In most cases, calling the arc of a recently ended series Shakespearean might be an overreach. But not for “House of Cards.” Over the course of six seasons, Netflix’s first foray into original programming gave us dark comedy and darker tragedy, transformed how we imagine the American political system, boosted the fortunes of its streaming network, introduced the concept of the first-run TV binge — and ended with a classic real-world twist that sent its lead actor down in flames, while its lead actress rose like a phoenix from the ashes.
“Looking back on the beginning of the show, there was ‘Macbeth,’ ‘Richard III’ — so many Shakespeare references in this series,” says Michael Kelly, who starred as political fixer Doug Stamper for the entire run. “You can get away with that when you have good writing.”
Which it always did, starting with original creator-showrunner, playwright Beau Willimon, who was replaced in Season 4 with senior writers Frank Pugliese and Melissa James Gibson, who always kept viewers guessing — and sometimes scandalized.
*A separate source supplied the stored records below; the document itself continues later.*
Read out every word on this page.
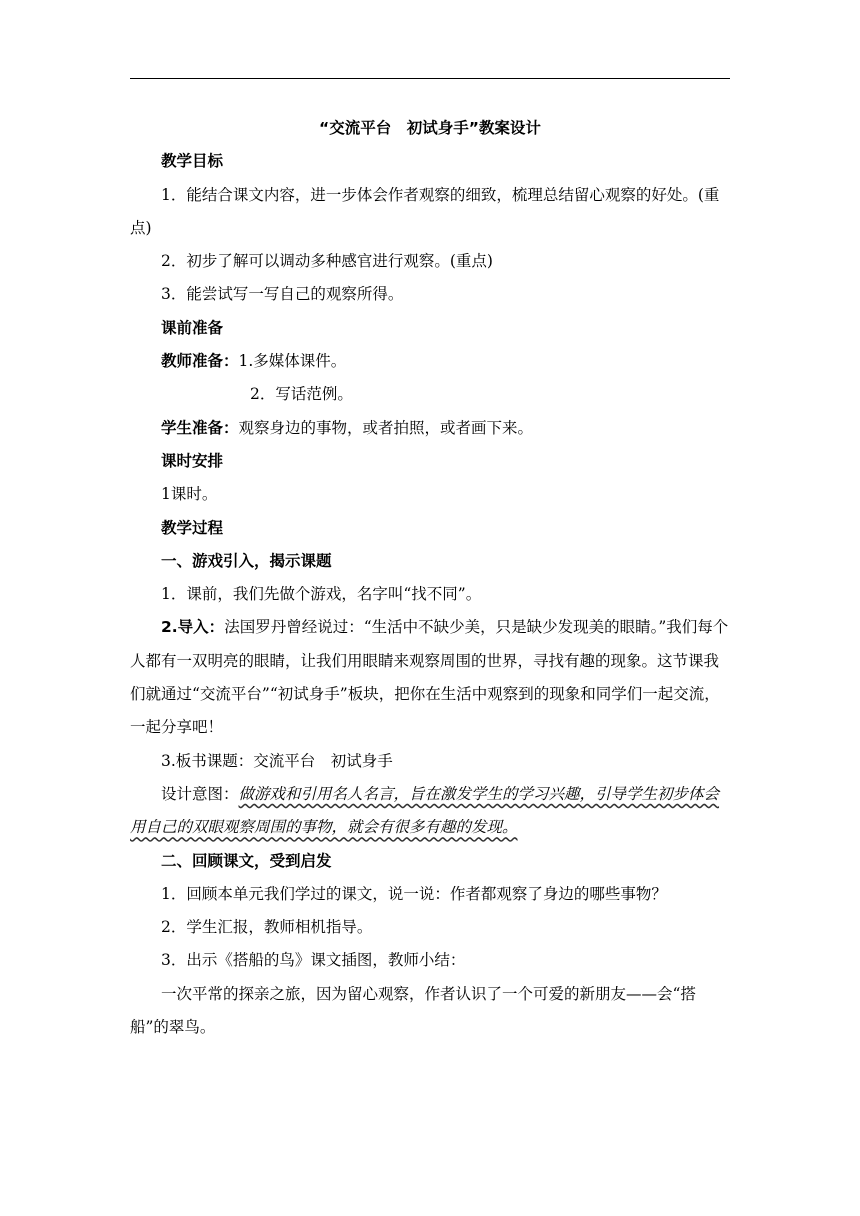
“交流平台　初试身手”教案设计

教学目标

1．能结合课文内容，进一步体会作者观察的细致，梳理总结留心观察的好处。(重点)

2．初步了解可以调动多种感官进行观察。(重点)

3．能尝试写一写自己的观察所得。

课前准备

教师准备：1.多媒体课件。

2．写话范例。

学生准备：观察身边的事物，或者拍照，或者画下来。

课时安排

1课时。

教学过程

一、游戏引入，揭示课题

1．课前，我们先做个游戏，名字叫“找不同”。

2.导入：法国罗丹曾经说过：“生活中不缺少美，只是缺少发现美的眼睛。”我们每个人都有一双明亮的眼睛，让我们用眼睛来观察周围的世界，寻找有趣的现象。这节课我们就通过“交流平台”“初试身手”板块，把你在生活中观察到的现象和同学们一起交流，一起分享吧！

3.板书课题：交流平台　初试身手

设计意图：做游戏和引用名人名言，旨在激发学生的学习兴趣，引导学生初步体会用自己的双眼观察周围的事物，就会有很多有趣的发现。

二、回顾课文，受到启发

1．回顾本单元我们学过的课文，说一说：作者都观察了身边的哪些事物？

2．学生汇报，教师相机指导。

3．出示《搭船的鸟》课文插图，教师小结：

一次平常的探亲之旅，因为留心观察，作者认识了一个可爱的新朋友——会“搭船”的翠鸟。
“It was a show where you questioned the limits of these characters and the world in which they were inhabiting,” says Gibson. “It was about what can be gotten away with.”
And much was gotten away with, indeed. “Cards” was adapted from U.K. television, where three novels by Michael Dobbs had become three miniseries about the ambitious, ruthless Francis Urquhart as he rose to prime Minister. In making the jump across the pond, the focus turned to the U.S. government, and Urquhart became South Carolina Rep. Francis Underwood, played by Kevin Spacey.
The depth of talent behind and in front of the camera was undeniable, from two-time Oscar winner Spacey to Robin Wright (Underwood’s wife Claire), Kelly as Underwood’s right-hand man, future Oscar winner Mahershala Ali; and future “Mrs. Maisel” Rachel Brosnahan. Willimon had made waves in 2011 when his “Farragut North” play had been adapted into the George Clooney feature “Ides of March,” while David Fincher was set to executive produce.
All catnip to Netflix, which outbid such players as HBO and Showtime to spend a reported $100 million for 26 episodes.
“In 2011, when we made the decision to commission ‘House of Cards,’ there was no premium content being made for the internet,” says Cindy Holland, Netflix vice president of original content, in an email. “Who better to do that for us than David Fincher? We realized that we could change that perception, and the reality, with this one project.”
Netflix also made the then-innovative decision to release each season’s episodes simultaneously when it launched in 2013, which led fans to binge multiple episodes (if not a full season), and set the standard for much of the network’s later original releases.
Meanwhile, Spacey’s dead-on take of a politician who could be both warm and folksy (like his British counterpart, Underwood frequently broke the fourth wall to speak directly to viewers) — and also able to push a young reporter in front of a subway train if he had to.
Wright’s Claire, who would also go on to become president during the run, was the dark horse. “During my first meeting with David Fincher, he said, ‘This is not going to be a conventional relationship between two powerful people,’ ” she recalls. “He said they are going to be partners in crime, and over the years she will unveil different layers of herself.”
As did Wright, who went on to executive produce (as did Spacey) and direct multiple episodes during her tenure.
The show was a water-cooler, buzzworthy success from the start in a fragmenting industry where such beasts were becoming rarer, ultimately scoring seven Emmys and two Golden Globes. But as in many Shakespearean tales, a turn came in the final act. In 2017, as production on the sixth season was already underway, Spacey was accused of sexual misconduct. Netflix severed ties with him, announcing that the final season would not feature the actor.
“The writers had nine episodes fully written, and the rest of the season mapped,” says Kelly. “They had to rewrite everything.” In addition, talks for a spinoff with his character Stamper were scrapped.
But with Spacey out (and Underwood killed off, off-camera), Claire ruled in that final season. “It was her turn,” says Pugliese. “It was going to be like that one way or the other — Frank on screen or not. It was totally intentional to come full circle.”
“It was a great gift, that show, in many ways,” says Wright, who says her career trajectory shifted once she’d been seen as the cool, tough Claire. “I got a call, ‘Oh, you have a part in “Blade Runner,” ’ which was something I’d never been offered before,” she says. “After 25 years of playing ‘the pained wife,’ it set a new standard.”
To Pugliese, the show is a “cautionary” tale. “It’s about how you can get blinded by how entertaining politics can be, and forget that there’s service and work that needs to be done,” he says.
“It’s a journey of reckoning and complicity,” adds Gibson. “Ideally, it makes us reflect on who we root for — in any context.”